Von neuen Sanktionsmöglichkeiten gegen die NPD hält Christoph Möllers wenig. Jede zugelassene Partei müsse genau dieselben Rechte haben.

Stieg für die Landtagswahl in Mecklenburg-Vorpommern aufs Dach: NPD-Kandidat Udo Pastörs Foto: reuters
Christian Rath
Interview von Christian Rath

taz: Herr Möllers, wenn verfassungswidrige Parteien zu schwach sind, um ihre Ziele durchzusetzen, können sie nicht verboten werden, so Karlsruhe jüngst im NPD-Urteil. Der Bundesrat will nun das Grundgesetz ändern, damit solchen Parteien wenigstens die staatliche Finanzierung gestrichen werden kann. Was halten Sie davon?

Christoph Möllers: Es spricht mehr dafür, sich auf Parteiverbote zu beschränken: Entweder eine Partei wird verboten, dann ist sie raus aus dem politischen Wettbewerb. Oder sie ist nicht verboten, dann gelten für sie die gleichen Regeln wie für die anderen Parteien auch.

Sie sind also gegen den Entzug von Staatszuschüssen?

Ich halte das nicht für klug. Derzeit glauben ja eh viele, dass es in unserem politischen System nicht mit rechten Dingen zugeht. Sie werden sich natürlich bestätigt sehen, wenn es jetzt unter den Parteien ein Zweiklassenrecht gibt, bei dem die ­einen Geld vom Staat bekommen und die anderen ausgeschlossen werden. Das wirft auch einen Schatten auf die Parteien, die dabei quasi bevorzugt werden.

Karlsruhe hat den Entzug der Staatsfinanzierung aber doch angeregt …

Das halte ich für ein Missverständnis. Der Präsident des Bundesverfassungsgerichts hat nur klargestellt, dass nach derzeitiger Rechtslage die NPD vom Staat nicht benachteiligt werden darf – obwohl das Gericht ihr verfassungswidrige Ziele attestiert hat. Das war eine Erläuterung des Urteils, keine Anregung zur Verfassungsänderung.

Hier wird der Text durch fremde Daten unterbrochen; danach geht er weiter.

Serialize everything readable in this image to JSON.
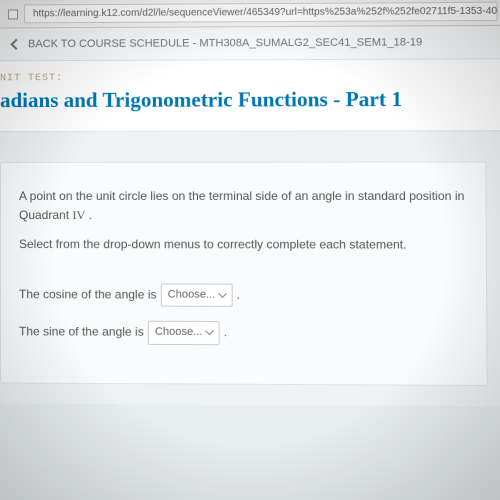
{
  "browser": {
    "url": "https://learning.k12.com/d2l/le/sequenceViewer/465349?url=https%253a%252f%252fe02711f5-1353-40b6"
  },
  "backbar": {
    "text": "BACK TO COURSE SCHEDULE - MTH308A_SUMALG2_SEC41_SEM1_18-19"
  },
  "header": {
    "unit_label": "NIT TEST:",
    "title": "adians and Trigonometric Functions - Part 1"
  },
  "question": {
    "line1_pre": "A point on the unit circle lies on the terminal side of an angle in standard position in Quadrant ",
    "quadrant": "IV",
    "line1_post": " .",
    "line2": "Select from the drop-down menus to correctly complete each statement.",
    "stmt1_pre": "The cosine of the angle is",
    "stmt2_pre": "The sine of the angle is",
    "dropdown_label": "Choose...",
    "period": "."
  }
}
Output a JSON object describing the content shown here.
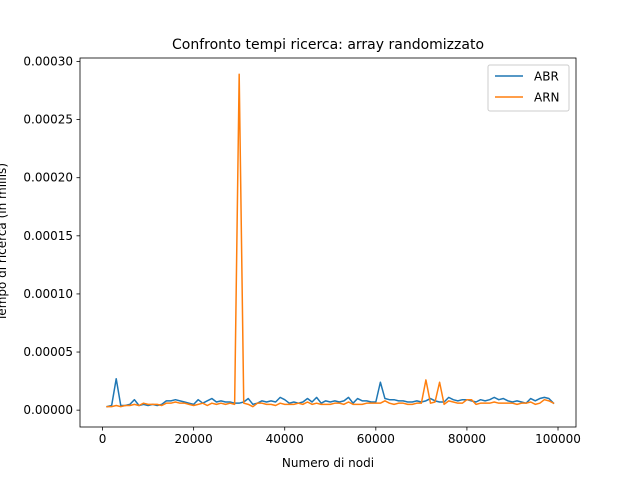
{
  "chart_data": {
    "type": "line",
    "title": "Confronto tempi ricerca: array randomizzato",
    "xlabel": "Numero di nodi",
    "ylabel": "Tempo di ricerca (in millis)",
    "xlim": [
      -4950,
      103950
    ],
    "ylim": [
      -1.45e-05,
      0.000303
    ],
    "xticks": [
      0,
      20000,
      40000,
      60000,
      80000,
      100000
    ],
    "xtick_labels": [
      "0",
      "20000",
      "40000",
      "60000",
      "80000",
      "100000"
    ],
    "yticks": [
      0,
      5e-05,
      0.0001,
      0.00015,
      0.0002,
      0.00025,
      0.0003
    ],
    "ytick_labels": [
      "0.00000",
      "0.00005",
      "0.00010",
      "0.00015",
      "0.00020",
      "0.00025",
      "0.00030"
    ],
    "grid": false,
    "legend_position": "top-right",
    "x": [
      1000,
      2000,
      3000,
      4000,
      5000,
      6000,
      7000,
      8000,
      9000,
      10000,
      11000,
      12000,
      13000,
      14000,
      15000,
      16000,
      17000,
      18000,
      19000,
      20000,
      21000,
      22000,
      23000,
      24000,
      25000,
      26000,
      27000,
      28000,
      29000,
      30000,
      31000,
      32000,
      33000,
      34000,
      35000,
      36000,
      37000,
      38000,
      39000,
      40000,
      41000,
      42000,
      43000,
      44000,
      45000,
      46000,
      47000,
      48000,
      49000,
      50000,
      51000,
      52000,
      53000,
      54000,
      55000,
      56000,
      57000,
      58000,
      59000,
      60000,
      61000,
      62000,
      63000,
      64000,
      65000,
      66000,
      67000,
      68000,
      69000,
      70000,
      71000,
      72000,
      73000,
      74000,
      75000,
      76000,
      77000,
      78000,
      79000,
      80000,
      81000,
      82000,
      83000,
      84000,
      85000,
      86000,
      87000,
      88000,
      89000,
      90000,
      91000,
      92000,
      93000,
      94000,
      95000,
      96000,
      97000,
      98000,
      99000
    ],
    "series": [
      {
        "name": "ABR",
        "color": "#1f77b4",
        "values": [
          3e-06,
          4e-06,
          2.7e-05,
          4e-06,
          4e-06,
          5e-06,
          9e-06,
          4e-06,
          5e-06,
          4e-06,
          5e-06,
          4e-06,
          5e-06,
          8e-06,
          8e-06,
          9e-06,
          8e-06,
          7e-06,
          6e-06,
          5e-06,
          9e-06,
          6e-06,
          8e-06,
          1e-05,
          7e-06,
          8e-06,
          7e-06,
          7e-06,
          6e-06,
          6e-06,
          7e-06,
          1e-05,
          5e-06,
          6e-06,
          8e-06,
          7e-06,
          8e-06,
          7e-06,
          1.1e-05,
          9e-06,
          6e-06,
          7e-06,
          6e-06,
          7e-06,
          1e-05,
          7e-06,
          1.1e-05,
          6e-06,
          8e-06,
          7e-06,
          8e-06,
          7e-06,
          8e-06,
          1.1e-05,
          6e-06,
          1e-05,
          8e-06,
          8e-06,
          7e-06,
          7e-06,
          2.4e-05,
          1e-05,
          9e-06,
          9e-06,
          8e-06,
          8e-06,
          7e-06,
          7e-06,
          8e-06,
          7e-06,
          8e-06,
          1e-05,
          8e-06,
          7e-06,
          7e-06,
          1.1e-05,
          9e-06,
          8e-06,
          9e-06,
          9e-06,
          8e-06,
          7e-06,
          9e-06,
          8e-06,
          9e-06,
          1.1e-05,
          9e-06,
          1e-05,
          8e-06,
          7e-06,
          8e-06,
          7e-06,
          6e-06,
          1e-05,
          8e-06,
          1e-05,
          1.1e-05,
          1e-05,
          6e-06
        ]
      },
      {
        "name": "ARN",
        "color": "#ff7f0e",
        "values": [
          3e-06,
          3e-06,
          4e-06,
          3e-06,
          4e-06,
          4e-06,
          5e-06,
          4e-06,
          6e-06,
          5e-06,
          5e-06,
          5e-06,
          4e-06,
          6e-06,
          6e-06,
          7e-06,
          6e-06,
          6e-06,
          5e-06,
          4e-06,
          5e-06,
          6e-06,
          4e-06,
          6e-06,
          5e-06,
          6e-06,
          5e-06,
          6e-06,
          5e-06,
          0.000289,
          6e-06,
          5e-06,
          3e-06,
          6e-06,
          6e-06,
          5e-06,
          5e-06,
          4e-06,
          6e-06,
          5e-06,
          5e-06,
          5e-06,
          6e-06,
          5e-06,
          7e-06,
          5e-06,
          6e-06,
          5e-06,
          5e-06,
          5e-06,
          6e-06,
          6e-06,
          5e-06,
          7e-06,
          5e-06,
          5e-06,
          5e-06,
          6e-06,
          6e-06,
          6e-06,
          6e-06,
          8e-06,
          6e-06,
          5e-06,
          6e-06,
          6e-06,
          5e-06,
          5e-06,
          6e-06,
          6e-06,
          2.6e-05,
          6e-06,
          7e-06,
          2.4e-05,
          5e-06,
          8e-06,
          7e-06,
          6e-06,
          6e-06,
          9e-06,
          9e-06,
          5e-06,
          6e-06,
          6e-06,
          6e-06,
          7e-06,
          6e-06,
          6e-06,
          6e-06,
          6e-06,
          5e-06,
          6e-06,
          6e-06,
          7e-06,
          5e-06,
          6e-06,
          9e-06,
          8e-06,
          6e-06
        ]
      }
    ]
  }
}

Im Interview: Christoph Möllers

48, studierte Jura, Philosophie und Komparatistik. Er ist Professor für Öffentliches Recht an der Berliner Humboldt-Universität. Im NPD-Verbotsverfahren vor dem Bundesverfassungsgericht vertrat er den Verbotsantrag des Bundesrats.

Nehmen wir an, das Grundgesetz wird im Sinne des Bundesrats geändert. Wer soll dann über den Ausschluss von der Staatsfinanzierung entscheiden? Niedersachsen schlägt vor, dass der Bundestagspräsident zuständig sein soll. Ist er die richtige Instanz?

Ich glaube nicht. Dazu ist er zu nahe am politischen Geschäft, auch wenn es nachfolgend noch eine gerichtliche Überprüfung gäbe.

Wer sollte stattdessen entscheiden?

Das Bundesverfassungsgericht. Wie das Parteiverbot sollte auch der Ausschluss aus der Parteifinanzierung den Karlsruher Richtern vorbehalten bleiben. Auch diese Entscheidung kann für eine Partei von existenzieller Bedeutung sein.

Der Gesetzentwurf aus Niedersachsen sieht vor, dass eine Partei, die von der Staatsfinanzierung ausgeschlossen wurde, dann auch keine steuerbe­günstigten Spenden mehr bekommen kann. Ist das konsequent?

Nein. Hier geht es ja nicht mehr um staatliches Geld, sondern um eine Ungleichbehandlung von privaten Spendern. Wer der CDU oder der SPD Geld gibt, wird besser behandelt als ein NPD-Spender. Auch für diese Ungleichbehandlung müsste im Grundgesetz erst einmal eine Grundlage geschaffen werden.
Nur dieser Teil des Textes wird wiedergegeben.